03/09/2013 16h39
AS MULHERES POETAS NA LITERATURA BRASILEIRA( 38ª POSTAGEM)
LUÍZA MENDES FURIA(1961) poeta paulista, jornalista e tradutora. Publicou seu primeiro livro ainda menina, com 16 anos: Madrugada e Outros Poemas (1978). Participou de diversas antologias coletivas e tem poemas em diversos jornais e revistas. Outros livros de sua lavra: Inventário da Solidão (1998) e Vênus em Escorpião(2001). POEMA-1 Esculpir conchas tão delicadas e diversas é um segredo do mar e dos moluscos.

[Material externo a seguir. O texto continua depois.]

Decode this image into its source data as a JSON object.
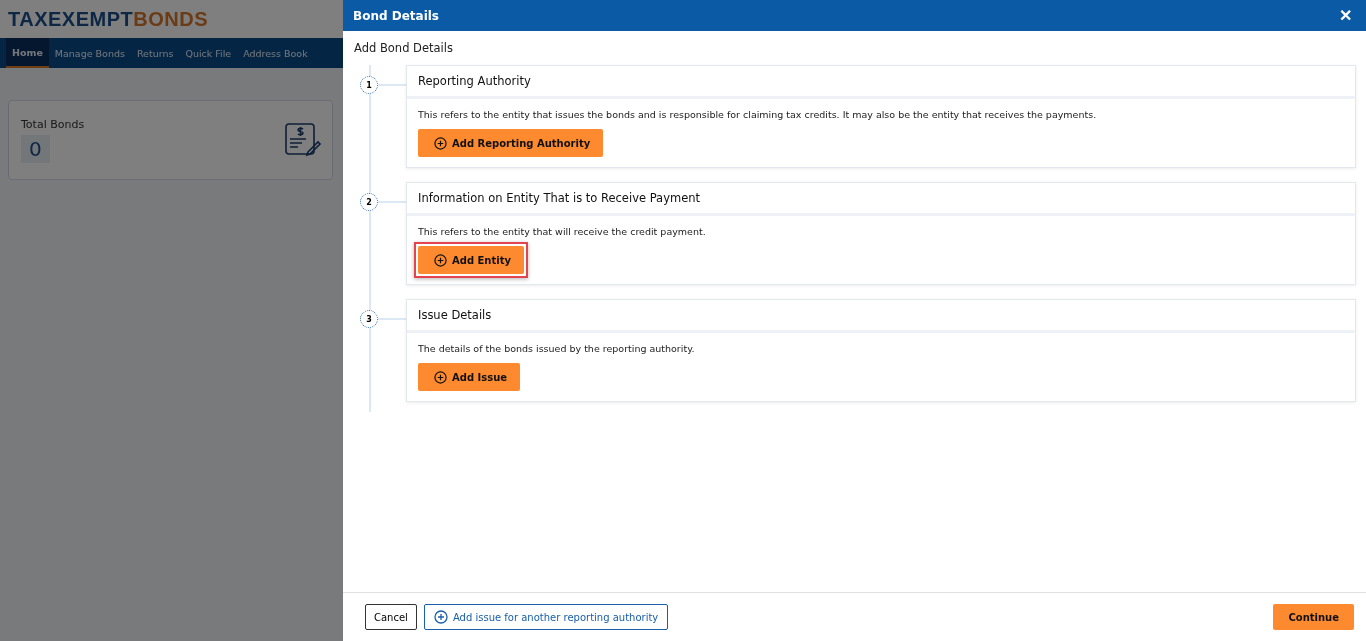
{
  "background_page": {
    "logo": {
      "part_1": "TAXEXEMPT",
      "part_2": "BONDS"
    },
    "nav": [
      {
        "label": "Home",
        "selected": true
      },
      {
        "label": "Manage Bonds",
        "selected": false
      },
      {
        "label": "Returns",
        "selected": false
      },
      {
        "label": "Quick File",
        "selected": false
      },
      {
        "label": "Address Book",
        "selected": false
      }
    ],
    "stat_card": {
      "label": "Total Bonds",
      "value": "0"
    }
  },
  "drawer": {
    "title": "Bond Details",
    "close": "✕",
    "subtitle": "Add Bond Details",
    "steps": [
      {
        "number": "1",
        "title": "Reporting Authority",
        "description": "This refers to the entity that issues the bonds and is responsible for claiming tax credits. It may also be the entity that receives the payments.",
        "button": "Add Reporting Authority",
        "highlighted": false
      },
      {
        "number": "2",
        "title": "Information on Entity That is to Receive Payment",
        "description": "This refers to the entity that will receive the credit payment.",
        "button": "Add Entity",
        "highlighted": true
      },
      {
        "number": "3",
        "title": "Issue Details",
        "description": "The details of the bonds issued by the reporting authority.",
        "button": "Add Issue",
        "highlighted": false
      }
    ],
    "footer": {
      "cancel": "Cancel",
      "add_another": "Add issue for another reporting authority",
      "continue": "Continue"
    }
  }
}
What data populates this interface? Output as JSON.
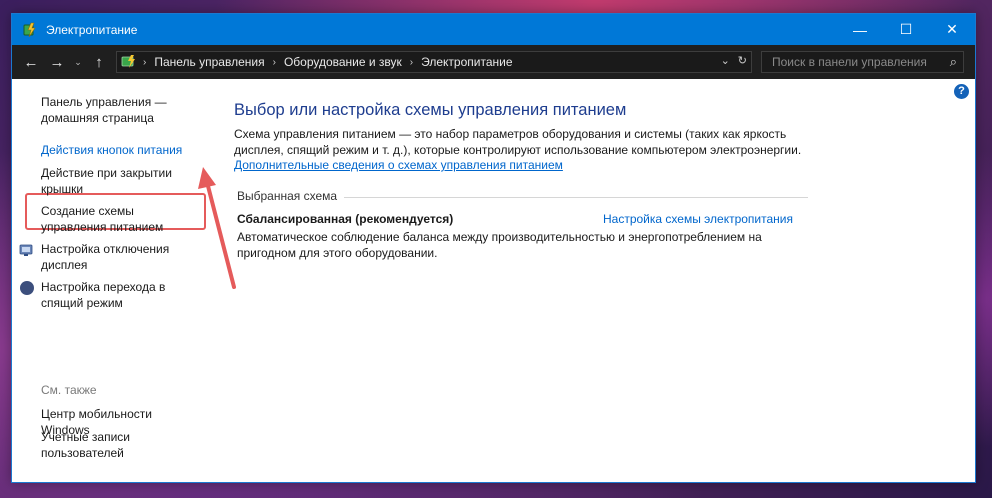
{
  "window": {
    "title": "Электропитание",
    "controls": {
      "minimize": "—",
      "maximize": "☐",
      "close": "✕"
    }
  },
  "navbar": {
    "back": "←",
    "forward": "→",
    "recent": "⌄",
    "up": "↑",
    "breadcrumbs": [
      "Панель управления",
      "Оборудование и звук",
      "Электропитание"
    ],
    "separator": "›",
    "dropdown": "⌄",
    "refresh": "↻",
    "search_placeholder": "Поиск в панели управления",
    "search_icon": "⌕"
  },
  "help": "?",
  "sidebar": {
    "home": "Панель управления — домашняя страница",
    "items": [
      "Действия кнопок питания",
      "Действие при закрытии крышки",
      "Создание схемы управления питанием",
      "Настройка отключения дисплея",
      "Настройка перехода в спящий режим"
    ],
    "see_also": "См. также",
    "see_also_items": [
      "Центр мобильности Windows",
      "Учетные записи пользователей"
    ]
  },
  "main": {
    "title": "Выбор или настройка схемы управления питанием",
    "description": "Схема управления питанием — это набор параметров оборудования и системы (таких как яркость дисплея, спящий режим и т. д.), которые контролируют использование компьютером электроэнергии.",
    "more_link": "Дополнительные сведения о схемах управления питанием",
    "selected_label": "Выбранная схема",
    "scheme_name": "Сбалансированная (рекомендуется)",
    "scheme_link": "Настройка схемы электропитания",
    "scheme_desc": "Автоматическое соблюдение баланса между производительностью и энергопотреблением на пригодном для этого оборудовании."
  },
  "colors": {
    "titlebar": "#0078d7",
    "navbar": "#1f1f1f",
    "link": "#0066cc",
    "heading": "#1e3d8f",
    "annotation": "#e55b5b"
  }
}
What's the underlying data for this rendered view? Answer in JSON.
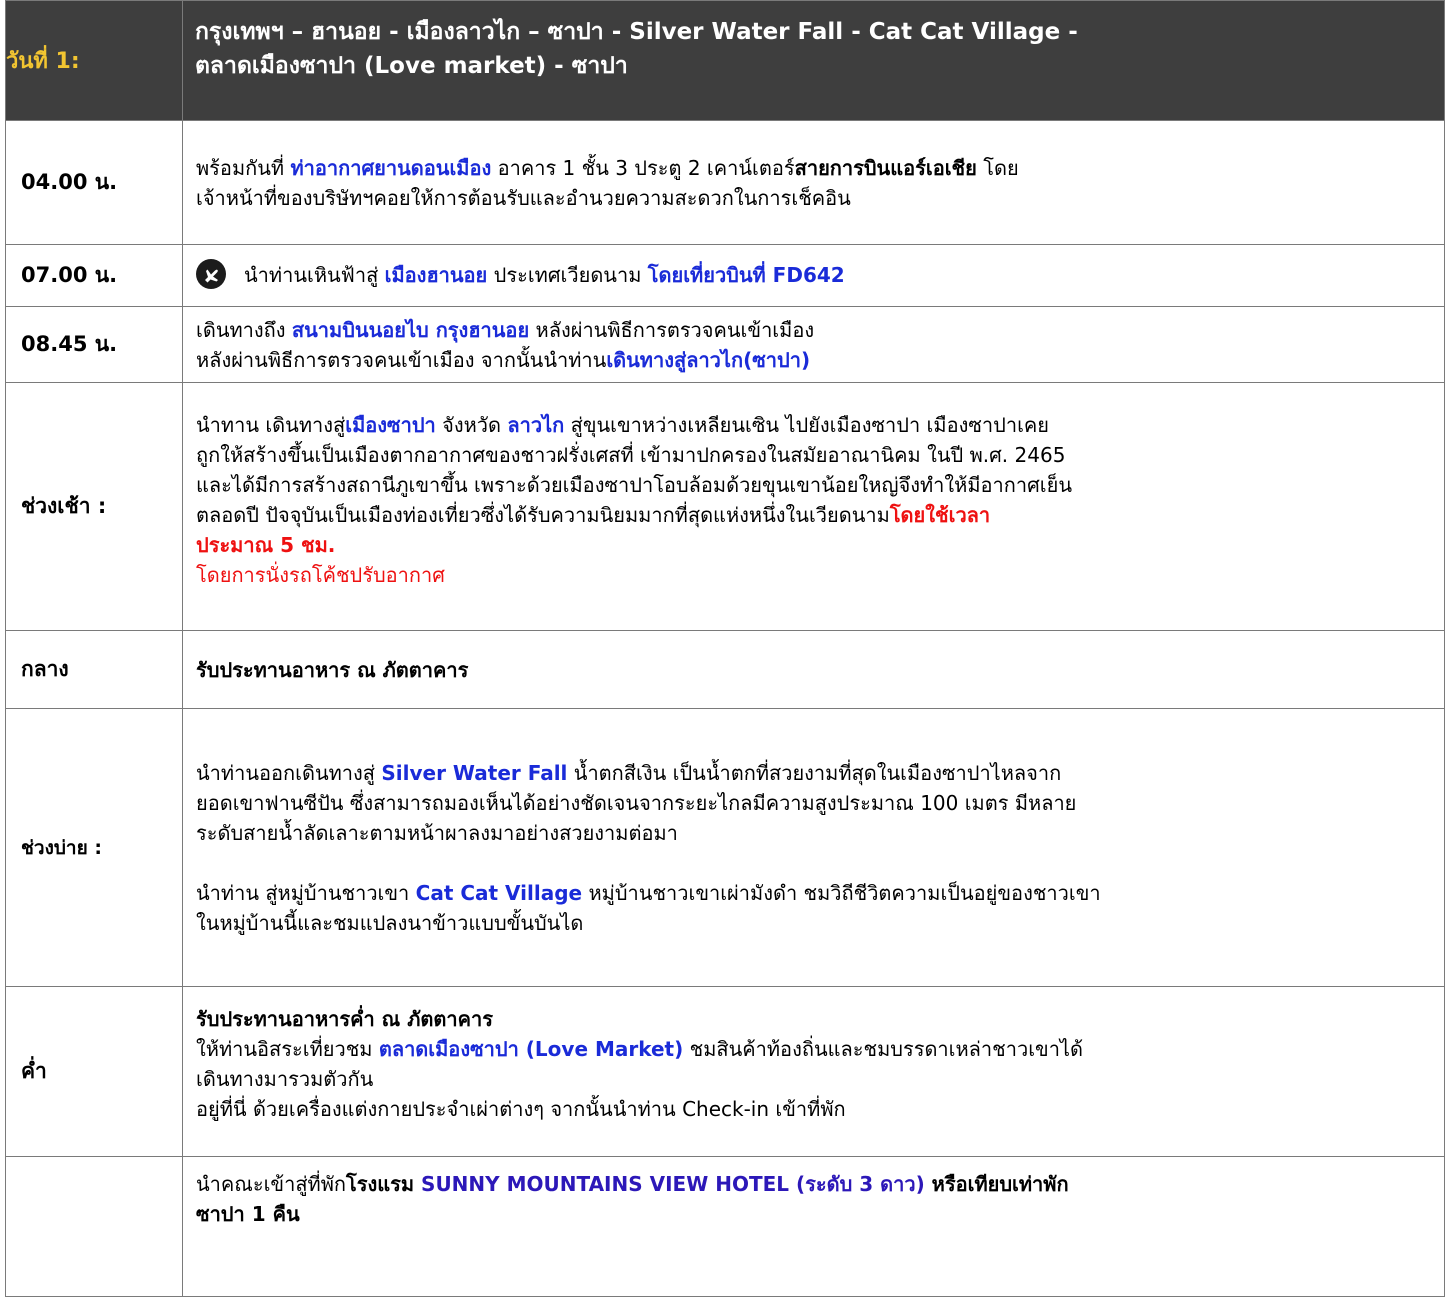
{
  "header": {
    "day_label": "วันที่ 1:",
    "title_line1": "กรุงเทพฯ – ฮานอย - เมืองลาวไก – ซาปา - Silver Water Fall - Cat Cat Village -",
    "title_line2": "ตลาดเมืองซาปา (Love market) - ซาปา"
  },
  "rows": {
    "r1": {
      "time": "04.00 น.",
      "s1": "พร้อมกันที่ ",
      "s2": "ท่าอากาศยานดอนเมือง",
      "s3": " อาคาร 1 ชั้น 3 ประตู 2 เคาน์เตอร์",
      "s4": "สายการบินแอร์เอเชีย",
      "s5": " โดย",
      "s6": "เจ้าหน้าที่ของบริษัทฯคอยให้การต้อนรับและอำนวยความสะดวกในการเช็คอิน"
    },
    "r2": {
      "time": "07.00 น.",
      "s1": "นำท่านเหินฟ้าสู่ ",
      "s2": "เมืองฮานอย",
      "s3": " ประเทศเวียดนาม ",
      "s4": "โดยเที่ยวบินที่ FD642"
    },
    "r3": {
      "time": "08.45 น.",
      "s1": "เดินทางถึง ",
      "s2": "สนามบินนอยไบ กรุงฮานอย",
      "s3": " หลังผ่านพิธีการตรวจคนเข้าเมือง",
      "s4": "หลังผ่านพิธีการตรวจคนเข้าเมือง จากนั้นนำท่าน",
      "s5": "เดินทางสู่ลาวไก(ซาปา)"
    },
    "r4": {
      "time": "ช่วงเช้า :",
      "s1": "นำทาน เดินทางสู่",
      "s2": "เมืองซาปา",
      "s3": " จังหวัด ",
      "s4": "ลาวไก",
      "s5": " สู่ขุนเขาหว่างเหลียนเซิน ไปยังเมืองซาปา เมืองซาปาเคย",
      "l2": "ถูกให้สร้างขึ้นเป็นเมืองตากอากาศของชาวฝรั่งเศสที่ เข้ามาปกครองในสมัยอาณานิคม ในปี พ.ศ. 2465",
      "l3": "และได้มีการสร้างสถานีภูเขาขึ้น เพราะด้วยเมืองซาปาโอบล้อมด้วยขุนเขาน้อยใหญ่จึงทำให้มีอากาศเย็น",
      "l4a": "ตลอดปี ปัจจุบันเป็นเมืองท่องเที่ยวซึ่งได้รับความนิยมมากที่สุดแห่งหนึ่งในเวียดนาม",
      "l4b": "โดยใช้เวลา",
      "l5": "ประมาณ 5 ชม.",
      "l6": "โดยการนั่งรถโค้ชปรับอากาศ"
    },
    "r5": {
      "time": "กลาง",
      "s1": "รับประทานอาหาร ณ ภัตตาคาร"
    },
    "r6": {
      "time": "ช่วงบ่าย :",
      "p1a": "นำท่านออกเดินทางสู่ ",
      "p1b": "Silver Water Fall",
      "p1c": " น้ำตกสีเงิน เป็นน้ำตกที่สวยงามที่สุดในเมืองซาปาไหลจาก",
      "p1l2": "ยอดเขาฟานซีปัน ซึ่งสามารถมองเห็นได้อย่างชัดเจนจากระยะไกลมีความสูงประมาณ 100 เมตร มีหลาย",
      "p1l3": "ระดับสายน้ำลัดเลาะตามหน้าผาลงมาอย่างสวยงามต่อมา",
      "p2a": "นำท่าน สู่หมู่บ้านชาวเขา ",
      "p2b": "Cat Cat Village",
      "p2c": " หมู่บ้านชาวเขาเผ่ามังดำ ชมวิถีชีวิตความเป็นอยู่ของชาวเขา",
      "p2l2": "ในหมู่บ้านนี้และชมแปลงนาข้าวแบบขั้นบันได"
    },
    "r7": {
      "time": "ค่ำ",
      "l1": "รับประทานอาหารค่ำ ณ ภัตตาคาร",
      "l2a": "ให้ท่านอิสระเที่ยวชม ",
      "l2b": "ตลาดเมืองซาปา (Love Market)",
      "l2c": " ชมสินค้าท้องถิ่นและชมบรรดาเหล่าชาวเขาได้",
      "l3": "เดินทางมารวมตัวกัน",
      "l4": "อยู่ที่นี่ ด้วยเครื่องแต่งกายประจำเผ่าต่างๆ จากนั้นนำท่าน Check-in เข้าที่พัก"
    },
    "r8": {
      "time": "",
      "s1": "นำคณะเข้าสู่ที่พัก",
      "s2": "โรงแรม",
      "s3": " SUNNY MOUNTAINS VIEW HOTEL (ระดับ 3 ดาว)",
      "s4": " หรือเทียบเท่าพัก",
      "l2": "ซาปา 1 คืน"
    }
  }
}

Fazer versos como quem esculpe conchas um desafio interminável ininterrupto.
XXI Tua língua é chama e pétala na minha boca
Uma orquídea rósea e fulva se alastra no meu ventre
Selvagem e pura no meu corpo te enraízas. .................................................................... Deus é o Poema que todo dia não lemos
Todo dia avançamos uma página
e outra começa assim que a noite se cala.
Deus canta e um pássaro salmodia.
Ensurdecidos passamos em meio a esta babel de algaravias.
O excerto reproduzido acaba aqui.